Government data is public. Getting at it is not.
Spain’s national statistics institute (INE) has an API. The official gazette (BOE) also has an API. Both return XML, both have documentation that assumes you already know the schema, and both require enough setup that most people just Google the number they need and move on.
This week’s experiment: what if an AI assistant could query both directly?
What I Tried
I built two MCP servers in a single session — one wrapping the INE statistics API (70+ datasets: CPI, employment, demographics, housing, tourism), another wrapping the BOE legislation API plus a local corpus of 12,052 laws across 18 jurisdictions.
The corpus came from legalize-es, an existing open-source collection. I pulled it in as a Git submodule rather than forking or copying. The two servers share a base package with caching, retry logic, an XML parser, and Spanish-specific type validation.
The whole thing took about fifty minutes.
Grep Won
The INE server worked on the first try — live API calls returned real CPI data without drama.
The BOE server was trickier. The legislation API returns XML with nested structures that don’t map cleanly to what you’d want an AI to reason about. Parsing decisions ate more time than the API integration itself.
The corpus search was where it got interesting. My first instinct was to reach for vector embeddings — semantic search, the whole setup. I stopped myself. Twelve thousand laws is not that many documents, and a grep-based approach with an in-memory index turned out to need zero infrastructure, build in seconds, and return results fast enough that the latency was indistinguishable from a network call. No vector database, no embedding model, no index to maintain.
One technical snag: the MCP SDK expects Zod v3 types internally. My project used a newer version. A compatibility import fixed it, but it cost ten minutes of confusion before I found the mismatch.
The Deeper Thing
The instinct to over-engineer search is strong. “Twelve thousand documents” sounds like a semantic search problem — it isn’t. The threshold where you actually need vector embeddings is higher than most people assume, and every layer of infrastructure you add is a layer you maintain.

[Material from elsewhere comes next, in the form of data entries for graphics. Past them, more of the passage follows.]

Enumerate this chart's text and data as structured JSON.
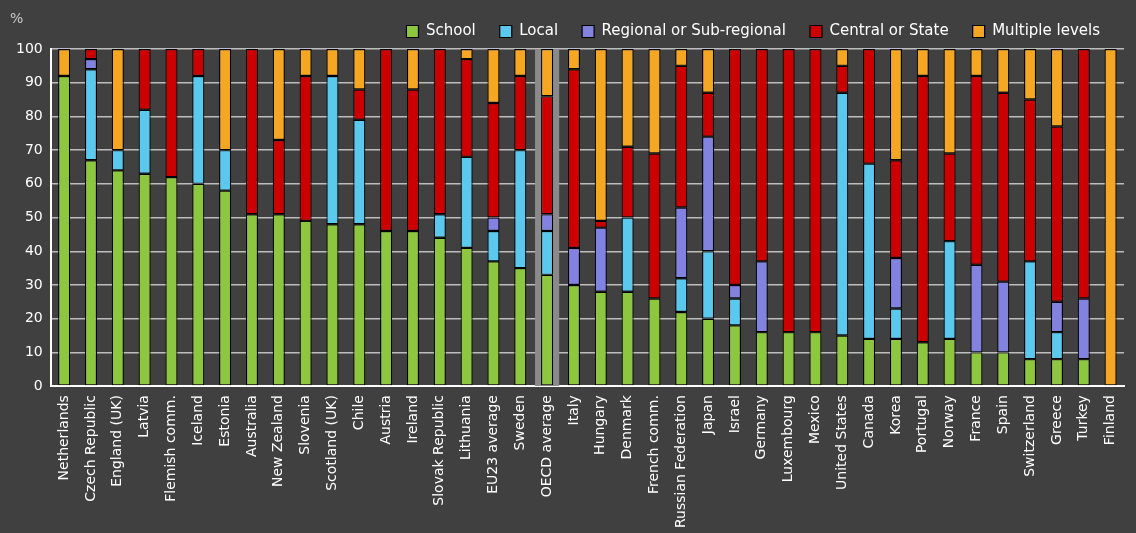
{
  "chart_data": {
    "type": "bar",
    "stacked": true,
    "ylabel": "%",
    "categories": [
      "Netherlands",
      "Czech Republic",
      "England (UK)",
      "Latvia",
      "Flemish comm.",
      "Iceland",
      "Estonia",
      "Australia",
      "New Zealand",
      "Slovenia",
      "Scotland (UK)",
      "Chile",
      "Austria",
      "Ireland",
      "Slovak Republic",
      "Lithuania",
      "EU23 average",
      "Sweden",
      "OECD average",
      "Italy",
      "Hungary",
      "Denmark",
      "French comm.",
      "Russian Federation",
      "Japan",
      "Israel",
      "Germany",
      "Luxembourg",
      "Mexico",
      "United States",
      "Canada",
      "Korea",
      "Portugal",
      "Norway",
      "France",
      "Spain",
      "Switzerland",
      "Greece",
      "Turkey",
      "Finland"
    ],
    "series": [
      {
        "name": "School",
        "color": "#8dc63f",
        "values": [
          92,
          67,
          64,
          63,
          62,
          60,
          58,
          51,
          51,
          49,
          48,
          48,
          46,
          46,
          44,
          41,
          37,
          35,
          33,
          30,
          28,
          28,
          26,
          22,
          20,
          18,
          16,
          16,
          16,
          15,
          14,
          14,
          13,
          14,
          10,
          10,
          8,
          8,
          8,
          null
        ]
      },
      {
        "name": "Local",
        "color": "#5bc8ee",
        "values": [
          null,
          27,
          6,
          19,
          null,
          32,
          12,
          null,
          null,
          null,
          44,
          31,
          null,
          null,
          7,
          27,
          9,
          35,
          13,
          null,
          null,
          22,
          null,
          10,
          20,
          8,
          null,
          null,
          null,
          72,
          52,
          9,
          null,
          29,
          null,
          null,
          29,
          8,
          null,
          null
        ]
      },
      {
        "name": "Regional or Sub-regional",
        "color": "#8282e0",
        "values": [
          null,
          3,
          null,
          null,
          null,
          null,
          null,
          null,
          null,
          null,
          null,
          null,
          null,
          null,
          null,
          null,
          4,
          null,
          5,
          11,
          19,
          null,
          null,
          21,
          34,
          4,
          21,
          null,
          null,
          null,
          null,
          15,
          null,
          null,
          26,
          21,
          null,
          9,
          18,
          null
        ]
      },
      {
        "name": "Central or State",
        "color": "#cc0000",
        "values": [
          null,
          3,
          null,
          18,
          38,
          8,
          null,
          49,
          22,
          43,
          null,
          9,
          54,
          42,
          49,
          29,
          34,
          22,
          35,
          53,
          2,
          21,
          43,
          42,
          13,
          70,
          63,
          84,
          84,
          8,
          34,
          29,
          79,
          26,
          56,
          56,
          48,
          52,
          74,
          null
        ]
      },
      {
        "name": "Multiple levels",
        "color": "#f5a623",
        "values": [
          8,
          null,
          30,
          null,
          null,
          null,
          30,
          null,
          27,
          8,
          8,
          12,
          null,
          12,
          null,
          3,
          16,
          8,
          14,
          6,
          51,
          29,
          31,
          5,
          13,
          null,
          null,
          null,
          null,
          5,
          null,
          33,
          8,
          31,
          8,
          13,
          15,
          23,
          null,
          100
        ]
      }
    ],
    "bands": [
      {
        "axis": "x",
        "from": "OECD average",
        "to": "OECD average",
        "color": "#8a8a8a"
      }
    ],
    "ylim": [
      0,
      100
    ],
    "yticks": [
      0,
      10,
      20,
      30,
      40,
      50,
      60,
      70,
      80,
      90,
      100
    ],
    "grid": "y",
    "legend": "top"
  }
}
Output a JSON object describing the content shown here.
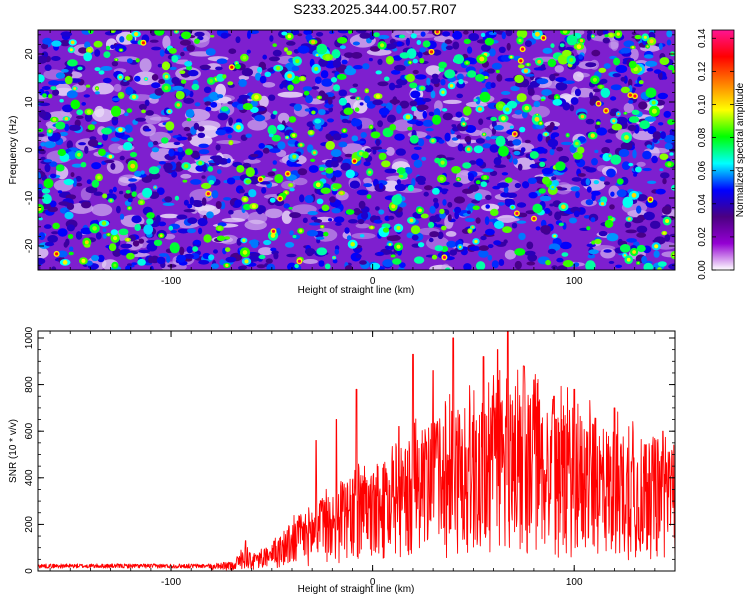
{
  "figure": {
    "title": "S233.2025.344.00.57.R07"
  },
  "chart_data": [
    {
      "type": "heatmap",
      "title": "S233.2025.344.00.57.R07",
      "xlabel": "Height of straight line (km)",
      "ylabel": "Frequency (Hz)",
      "xlim": [
        -166,
        150
      ],
      "ylim": [
        -25,
        25
      ],
      "x_ticks": [
        "-100",
        "0",
        "100"
      ],
      "x_tick_values": [
        -100,
        0,
        100
      ],
      "y_ticks": [
        "20",
        "10",
        "0",
        "-10",
        "-20"
      ],
      "y_tick_values": [
        20,
        10,
        0,
        -10,
        -20
      ],
      "colorbar": {
        "label": "Normalized spectral amplitude",
        "range": [
          0,
          0.145
        ],
        "ticks": [
          "0.00",
          "0.02",
          "0.04",
          "0.06",
          "0.08",
          "0.10",
          "0.12",
          "0.14"
        ],
        "tick_values": [
          0,
          0.02,
          0.04,
          0.06,
          0.08,
          0.1,
          0.12,
          0.14
        ],
        "colormap": [
          "#ffffff",
          "#9400d3",
          "#4b0082",
          "#0000ff",
          "#00ffff",
          "#00ff00",
          "#ffff00",
          "#ff7f00",
          "#ff0000",
          "#ff1493"
        ]
      },
      "field": "dense random speckle of peaks spread uniformly over the whole domain, background mostly purple/blue, peaks up to ~0.14"
    },
    {
      "type": "line",
      "xlabel": "Height of straight line (km)",
      "ylabel": "SNR (10 * v/v)",
      "xlim": [
        -166,
        150
      ],
      "ylim": [
        0,
        1030
      ],
      "x_ticks": [
        "-100",
        "0",
        "100"
      ],
      "x_tick_values": [
        -100,
        0,
        100
      ],
      "y_ticks": [
        "0",
        "200",
        "400",
        "600",
        "800",
        "1000"
      ],
      "y_tick_values": [
        0,
        200,
        400,
        600,
        800,
        1000
      ],
      "line_color": "#ff0000",
      "envelope": {
        "x": [
          -166,
          -80,
          -70,
          -62,
          -60,
          -50,
          -40,
          -30,
          -20,
          -10,
          0,
          10,
          20,
          30,
          40,
          50,
          60,
          70,
          80,
          90,
          100,
          110,
          120,
          130,
          140,
          150
        ],
        "y": [
          25,
          25,
          40,
          110,
          60,
          110,
          210,
          280,
          330,
          390,
          420,
          480,
          560,
          620,
          680,
          720,
          760,
          780,
          760,
          700,
          680,
          640,
          600,
          580,
          560,
          520
        ]
      },
      "peaks": [
        {
          "x": -63,
          "y": 130
        },
        {
          "x": -28,
          "y": 560
        },
        {
          "x": -18,
          "y": 650
        },
        {
          "x": -8,
          "y": 780
        },
        {
          "x": 13,
          "y": 620
        },
        {
          "x": 20,
          "y": 930
        },
        {
          "x": 30,
          "y": 860
        },
        {
          "x": 40,
          "y": 1000
        },
        {
          "x": 55,
          "y": 920
        },
        {
          "x": 62,
          "y": 950
        },
        {
          "x": 67,
          "y": 1035
        },
        {
          "x": 75,
          "y": 880
        },
        {
          "x": 80,
          "y": 820
        },
        {
          "x": 90,
          "y": 750
        },
        {
          "x": 100,
          "y": 780
        },
        {
          "x": 120,
          "y": 700
        },
        {
          "x": 144,
          "y": 600
        }
      ]
    }
  ]
}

The transferable version: before adding complexity to a search problem, check whether the corpus fits in memory. If it does, start with the dumbest thing that works.
The Numbers
| Metric | Value | Why It Matters |
|---|---|---|
| MCP servers built | 2 | INE (statistics) + BOE (legislation) |
| Total session time | ~50 min | Architecture through verified live calls |
| Laws in corpus | 12,052 | Across 18 Spanish jurisdictions |
| INE datasets accessible | 70+ | CPI, employment, demographics, housing, tourism |
| BOE tools | 10 | 8 live API + 2 corpus search |
| Vector databases needed | 0 | Grep won |
Next
- Does the INE API rate-limit under real usage, or is the documentation just cautious?
- What’s the right granularity for corpus search — full document, article, or section?
- Still not sure about the collaboration angle. The play is to open-source this alongside a similar project for another EU country and let the ecosystem emerge. Whether that happens depends on conversations that haven’t happened yet.